Developers who use Gemini Code Assist on GitHub for pull request reviews have a separate consideration. The consumer version of that integration is deprecated starting June 18, meaning new installations are blocked immediately and existing installations go dark on the cutoff date. There is no direct like-for-like replacement for this specific GitHub workflow under Antigravity -- Google's docs do not currently describe a GitHub integration for Antigravity, so developers relying on AI pull request summaries may need to look at third-party tools like GitHub Copilot's PR review feature or CodeRabbit instead.
This is also a good moment to revisit your AI tool stack more broadly. Google is not the only company rethinking how it prices developer AI access. The trend across the industry in 2026 is toward tiered access models where generous free tiers are narrowed and redirected toward enterprise plans. Locking into a single vendor for your coding workflow is increasingly risky -- a diversified toolkit with at least one open-source option provides better long-term stability.
🔑 Key Takeaways
- Gemini Code Assist IDE extensions and Gemini CLI will stop working for free users, Google AI Pro, and Google AI Ultra subscribers on June 18, 2026 -- only Standard and Enterprise plans retain access.
- Google's official replacement is Antigravity CLI and the Antigravity IDE extension, which still offer a free individual plan, so unpaid developers are not left without an option.
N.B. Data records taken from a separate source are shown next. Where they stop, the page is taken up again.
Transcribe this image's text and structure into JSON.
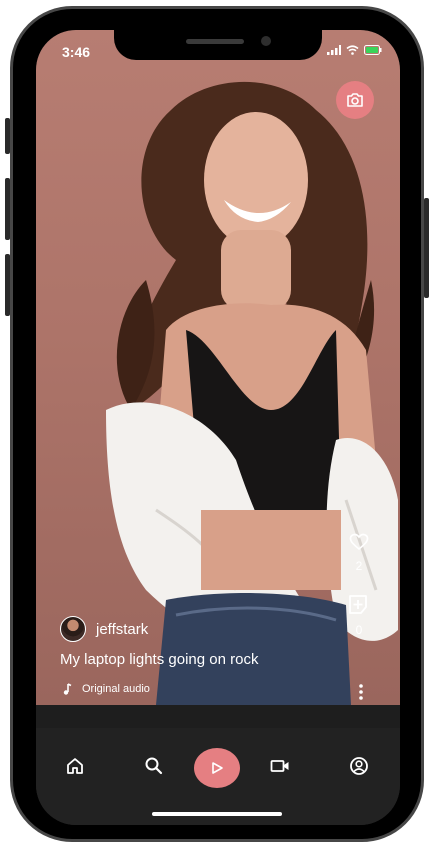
{
  "status_bar": {
    "time": "3:46"
  },
  "post": {
    "username": "jeffstark",
    "caption": "My laptop lights going on rock",
    "audio": "Original audio",
    "likes": "2",
    "saves": "0"
  },
  "icons": {
    "camera": "camera-icon",
    "like": "heart-icon",
    "save": "add-box-icon",
    "more": "more-vertical-icon",
    "music": "music-note-icon",
    "home": "home-icon",
    "search": "search-icon",
    "play": "play-icon",
    "video": "video-camera-icon",
    "profile": "account-circle-icon"
  },
  "colors": {
    "accent": "#e57f82",
    "nav_background": "#222222"
  }
}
- Antigravity is a full architectural rewrite in Go with persistent background agents, cross-tool state sync, and faster startup -- not just a renamed version of Gemini CLI.
- If you prefer not to follow Google to Antigravity, strong free alternatives include GitHub Copilot's free tier, Windsurf by Codeium, Continue.dev (open-source), and Aider (Apache-licensed CLI).
- Developers should complete the migration before June 18, update any shell aliases or CI scripts that call the
geminiCLI command, and check whether their paid AI subscription still justifies its cost after the change.
Frequently Asked Questions
When is Gemini Code Assist shutting down for free users?
June 18, 2026. On that date, Gemini Code Assist IDE extensions and Gemini CLI will stop serving requests for free individual users, Google AI Pro subscribers, and Google AI Ultra subscribers. Standard and Enterprise plan users are not affected.
What replaces Gemini Code Assist for free users?
Google's official replacement is Antigravity and Antigravity CLI, a rebuilt agent-first development platform written in Go. It retains a free individual plan, so developers who do not pay for a Google Cloud plan can migrate to Antigravity and continue using AI coding assistance at no cost.
Is Antigravity free?
Yes. Antigravity offers a free individual plan that replaces the free tier of Gemini Code Assist. Google's documentation explicitly states that unpaid developers can access AI assistance through Antigravity's individual plan after the June 18 shutdown. Paid plans also exist for higher quotas.
What are the best free alternatives to Gemini Code Assist?
The strongest free alternatives include Antigravity (Google's own replacement with a free plan), GitHub Copilot (free tier with limited completions per month), Windsurf by Codeium (generous free autocomplete), Continue.dev (fully open-source, connect your own LLM), and Aider (Apache-licensed CLI coding agent). Each fits different IDE setups and workflow preferences.
Do Google AI Pro or Ultra subscribers lose their money's worth?
Pro and Ultra subscribers lose Gemini CLI and Gemini Code Assist IDE access on June 18, even though they are paying for their plans. The subscriptions continue to cover Gemini access in Google Workspace apps like Gmail and Docs, but the developer-specific coding tools are being moved to Antigravity. Subscribers should evaluate whether their plan still provides enough value and consider downgrading if Gemini CLI was their primary reason for subscribing.